Explanation of key concepts and technical terms - OpenSearch - Alibaba Cloud - OpenSearch

Instance management

Term	Description
instance	The top-level container for a search service. An instance holds all data configurations — data source schema, index schema, and data attributes — and serves as a single search service endpoint. An instance is analogous to a database in a relational database system.
document	The basic unit of searchable data, analogous to a row in a relational database table. A document contains one or more fields and must have a primary key field. OpenSearch uses the primary key to uniquely identify each document. If you push a new document with the same primary key as an existing one, the existing document is overwritten.
field	A single name–value pair within a document. Fields are the building blocks of a document and determine what data is stored and how it can be searched or filtered.
plugins	Built-in data processing plugins that OpenSearch provides to transform your data during import. Select plugins when you define the schema or configure a data source.
source data	The raw data you push to OpenSearch before any processing. Source data contains one or more source fields.
source field	The smallest unit of source data — a single name–value pair. For supported data types, see Application schema and index schema.
index	A data structure that accelerates retrieval. An instance can have multiple indexes. OpenSearch uses two types of indexes internally: inverted indexes and forward indexes.
composite index	An index built across multiple fields of TEXT or SHORT_TEXT type. For example, a forum search service might use a `title_search` index for title-only searches and a default composite index across both titles and bodies for comprehensive searches.
index field	A field defined to participate in query clauses. Defining index fields is required for high-performance full-text retrieval.
attribute field	A field used in FILTER, SORT, AGGREGATE, and DISTINCT clauses. Attribute fields enable filtering, sorting, and statistics on search results without participating in full-text retrieval.
default display field	The set of fields returned in search results by default. Override these defaults per request using the `fetch_fields` API parameter. When `fetch_fields` is set, the default display field configuration is ignored and only the specified fields are returned.
tokenization	The process of splitting text field values into individual terms for indexing. How text is split depends on the field type: TEXT fields are split into meaningful word-level terms, while SHORT_TEXT fields are split character by character. For example, the phrase "Zhejiang University" becomes "Zhejiang" and "University" for a TEXT field, but is split into individual characters for a SHORT_TEXT field. Without tokenization, only exact-string matches would work — tokenization is what makes full-text search possible.
term	A single token produced by tokenization. Terms are used to build the inverted index.
index building	The process of constructing indexes from terms after tokenization. OpenSearch builds two types of indexes: inverted indexes (used for retrieval) and forward indexes (used for filtering).
inverted index	A data structure that maps each term to the documents containing it. Inverted indexes power query clause searches. For example, given two documents — "quick brown fox" and "quick fox jumps" — the inverted index maps: `quick → doc1, doc2` / `brown → doc1` / `fox → doc1, doc2` / `jumps → doc2`.
forward index	A data structure that maps each document to its field values. Forward indexes power FILTER clause operations. They are less efficient for retrieval than inverted indexes but are necessary for operations that read field values per document — for example: `doc1 → id, type, create_time`.
retrieval	The process of finding documents that match a search request. OpenSearch converts query keywords into terms, then looks up the inverted index to find all matching documents.
retrieval amount	The number of documents that are retrieved.

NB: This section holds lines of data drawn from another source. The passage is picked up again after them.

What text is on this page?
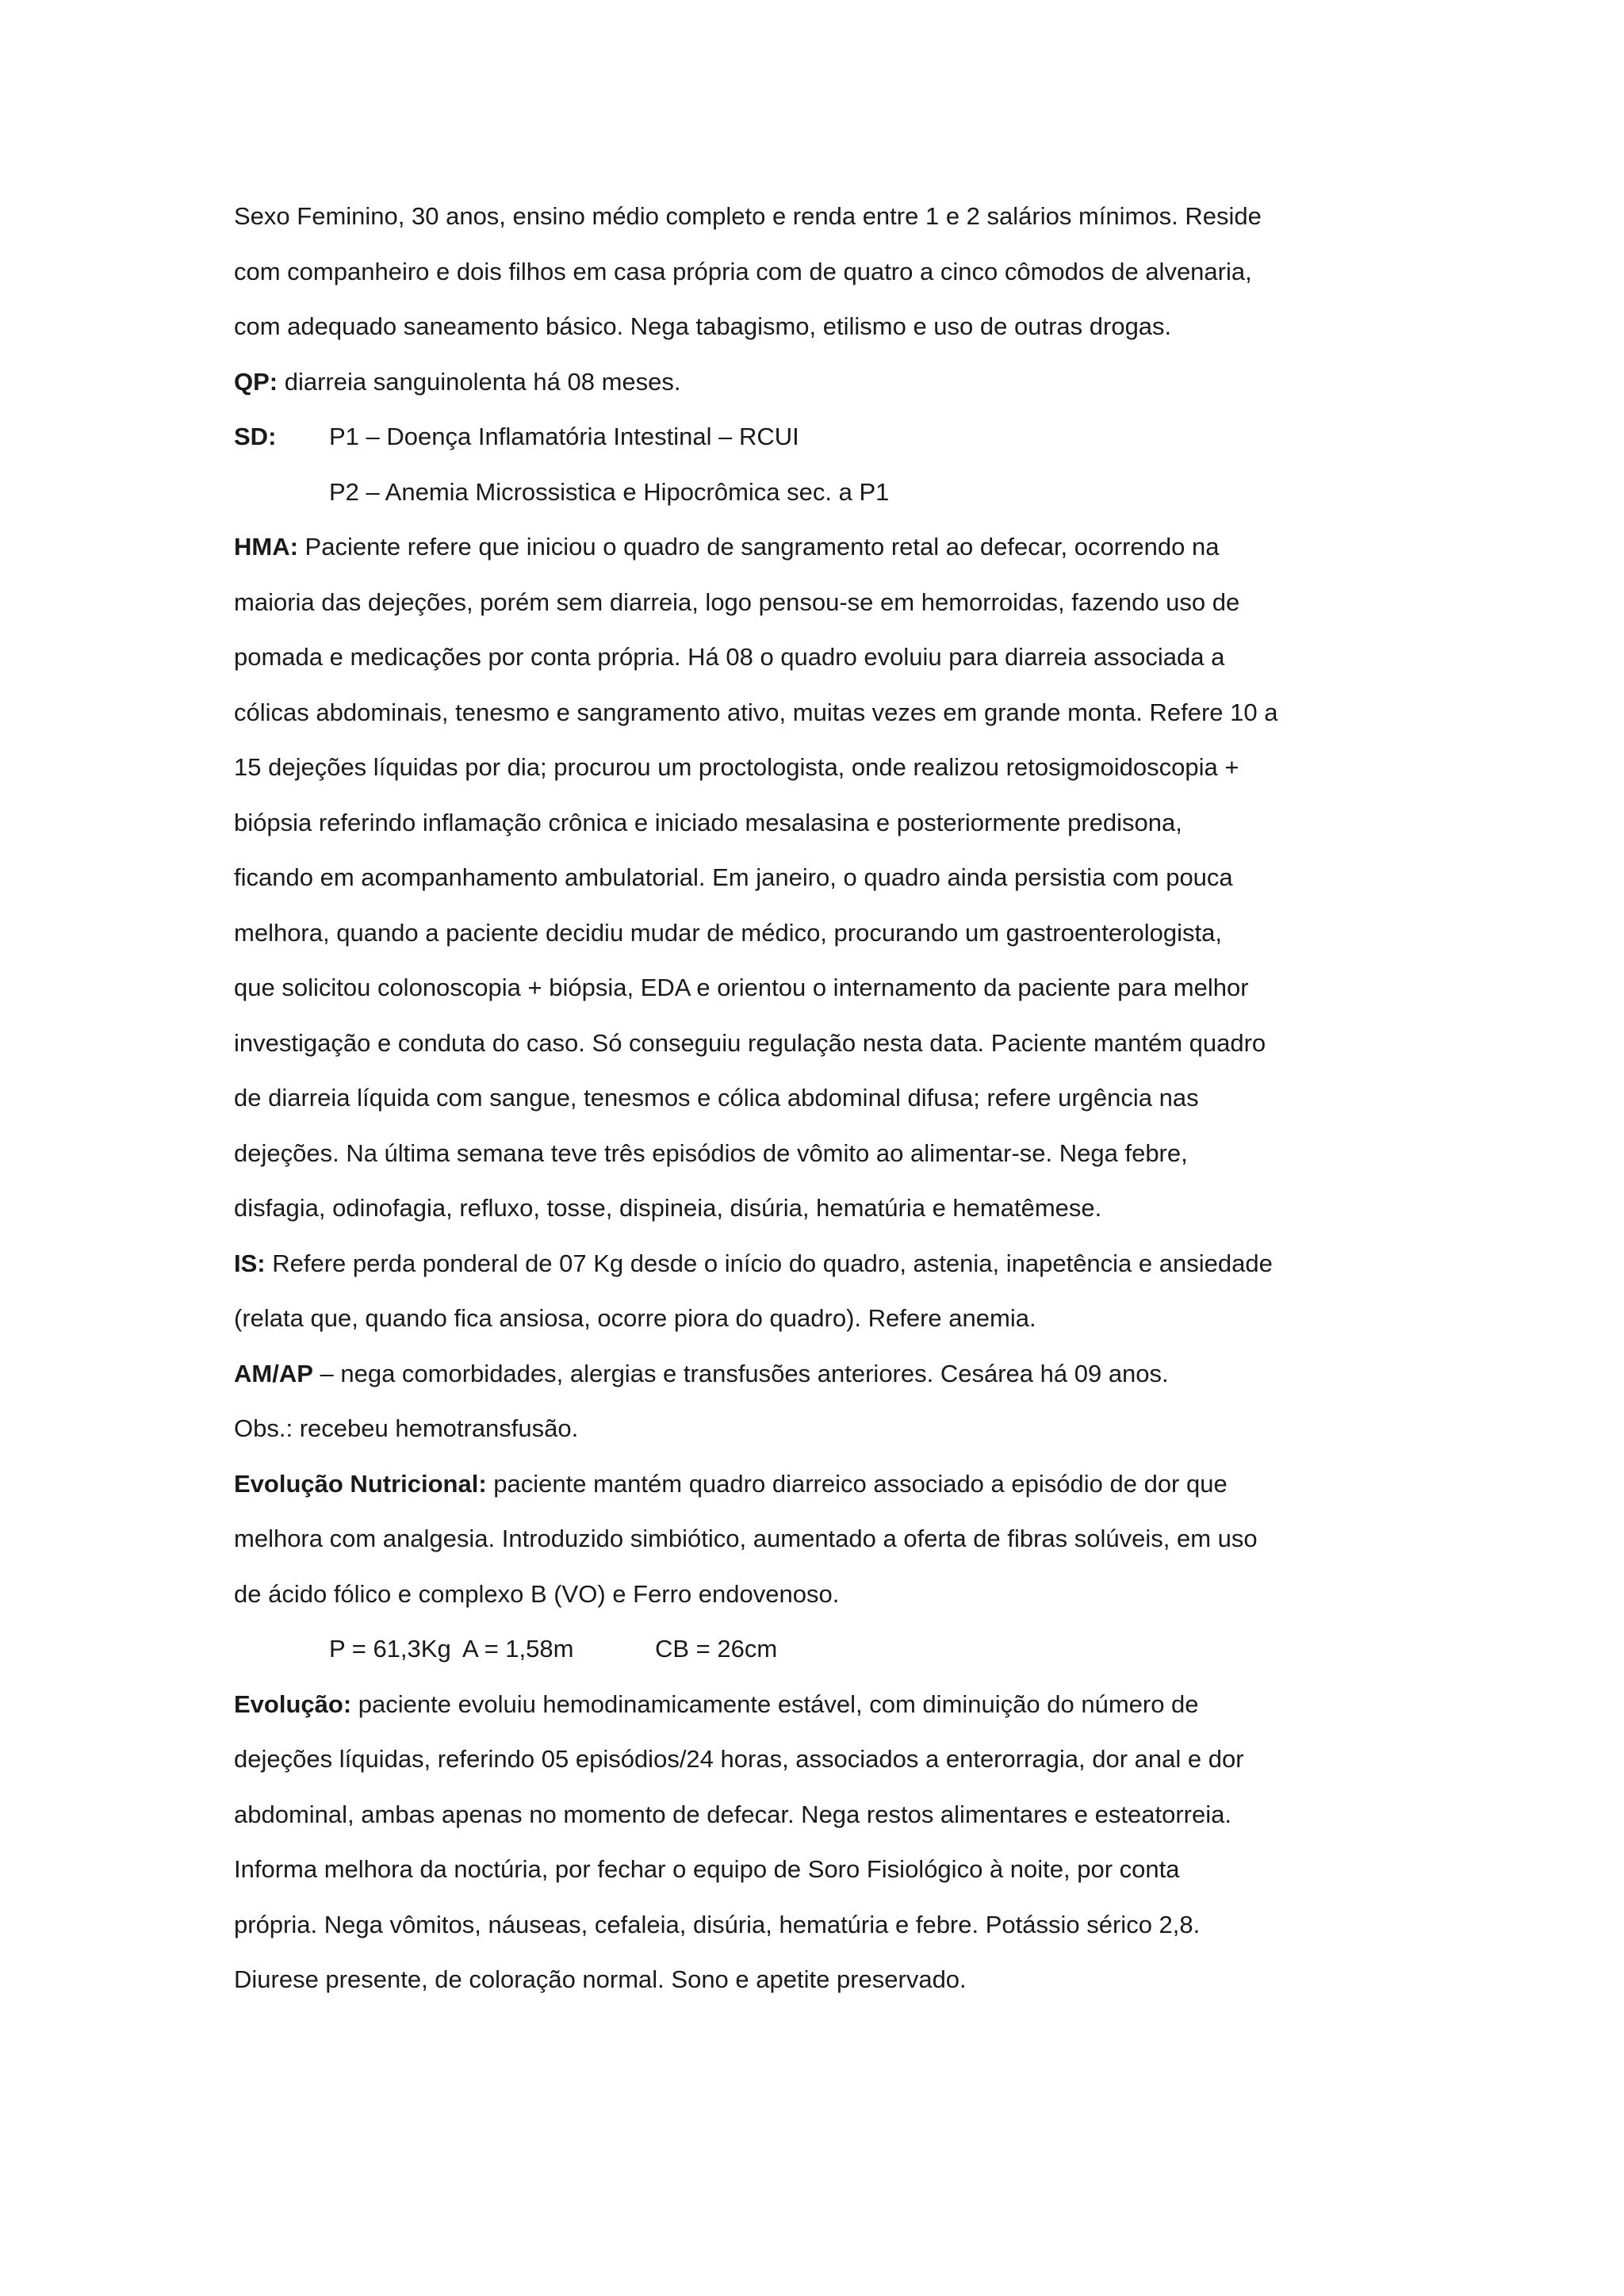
Sexo Feminino, 30 anos, ensino médio completo e renda entre 1 e 2 salários mínimos. Reside
com companheiro e dois filhos em casa própria com de quatro a cinco cômodos de alvenaria,
com adequado saneamento básico. Nega tabagismo, etilismo e uso de outras drogas.
QP: diarreia sanguinolenta há 08 meses.
SD:	P1 – Doença Inflamatória Intestinal – RCUI
P2 – Anemia Microssistica e Hipocrômica sec. a P1
HMA: Paciente refere que iniciou o quadro de sangramento retal ao defecar, ocorrendo na
maioria das dejeções, porém sem diarreia, logo pensou-se em hemorroidas, fazendo uso de
pomada e medicações por conta própria. Há 08 o quadro evoluiu para diarreia associada a
cólicas abdominais, tenesmo e sangramento ativo, muitas vezes em grande monta. Refere 10 a
15 dejeções líquidas por dia; procurou um proctologista, onde realizou retosigmoidoscopia +
biópsia referindo inflamação crônica e iniciado mesalasina e posteriormente predisona,
ficando em acompanhamento ambulatorial. Em janeiro, o quadro ainda persistia com pouca
melhora, quando a paciente decidiu mudar de médico, procurando um gastroenterologista,
que solicitou colonoscopia + biópsia, EDA e orientou o internamento da paciente para melhor
investigação e conduta do caso. Só conseguiu regulação nesta data. Paciente mantém quadro
de diarreia líquida com sangue, tenesmos e cólica abdominal difusa; refere urgência nas
dejeções. Na última semana teve três episódios de vômito ao alimentar-se. Nega febre,
disfagia, odinofagia, refluxo, tosse, dispineia, disúria, hematúria e hematêmese.
IS: Refere perda ponderal de 07 Kg desde o início do quadro, astenia, inapetência e ansiedade
(relata que, quando fica ansiosa, ocorre piora do quadro). Refere anemia.
AM/AP – nega comorbidades, alergias e transfusões anteriores. Cesárea há 09 anos.
Obs.: recebeu hemotransfusão.
Evolução Nutricional: paciente mantém quadro diarreico associado a episódio de dor que
melhora com analgesia. Introduzido simbiótico, aumentado a oferta de fibras solúveis, em uso
de ácido fólico e complexo B (VO) e Ferro endovenoso.
P = 61,3Kg A = 1,58m	CB = 26cm
Evolução: paciente evoluiu hemodinamicamente estável, com diminuição do número de
dejeções líquidas, referindo 05 episódios/24 horas, associados a enterorragia, dor anal e dor
abdominal, ambas apenas no momento de defecar. Nega restos alimentares e esteatorreia.
Informa melhora da noctúria, por fechar o equipo de Soro Fisiológico à noite, por conta
própria. Nega vômitos, náuseas, cefaleia, disúria, hematúria e febre. Potássio sérico 2,8.
Diurese presente, de coloração normal. Sono e apetite preservado.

Index fields, attribute fields, source fields, and default display fields serve distinct purposes. Index fields are used for full-text retrieval. Attribute fields are used for filtering, sorting, and aggregation. Source fields are the raw input fields from your data source. Default display fields control what is returned in search results. Understanding this distinction helps you design your schema correctly.

Data synchronization

Term	Description
data source	The external system from which data is pushed into OpenSearch. Supported sources are ApsaraDB for RDS, MaxCompute, and PolarDB.
reindexing	The process of rebuilding all indexes from scratch. Reindexing is required after you configure or modify the application schema and a data source.

Quota management

Term	Description
document capacity	The cumulative storage size of all documents in an instance, calculated by converting each field value to a string and summing the sizes.
QPS	Queries per second (QPS) — the number of search requests an instance processes per second.
LCU	Logical computing unit (LCU) — the unit used to measure the computing power of a search service. One LCU indicates the computing power of 10 millicores in a search cluster. A millicore is one thousandth of a CPU core.
scaling	Adjusting the compute and capacity configuration of an instance. Small specification changes take effect immediately. Changes that involve switching instance types — for example, from a shared instance to an exclusive instance — take effect only after approval.

Search

Term	Description
sort expression	A user-defined expression that controls the ranking of search results. Sort expressions support basic mathematical operations, mathematical functions, and built-in functions.
rough sort expression	A first-pass ranking expression. OpenSearch calculates a matching score for each retrieved document using this expression and sorts results by score. The top N results are then passed to the fine sort stage.
fine sort expression	A second-pass ranking expression applied to the top N results from rough sort. Fine sort expressions apply more precise scoring — at higher computational cost — to refine the final ranking.
search result summary	A short excerpt of a document's text content displayed alongside each search result, helping users judge relevance without reading the full document.
query analysis	A set of pre-retrieval features applied to the raw search query. Supported features include synonyms expansion, spelling correction, stop words filtering, and term weight adjustment. These features improve search quality by interpreting user intent rather than matching keywords literally.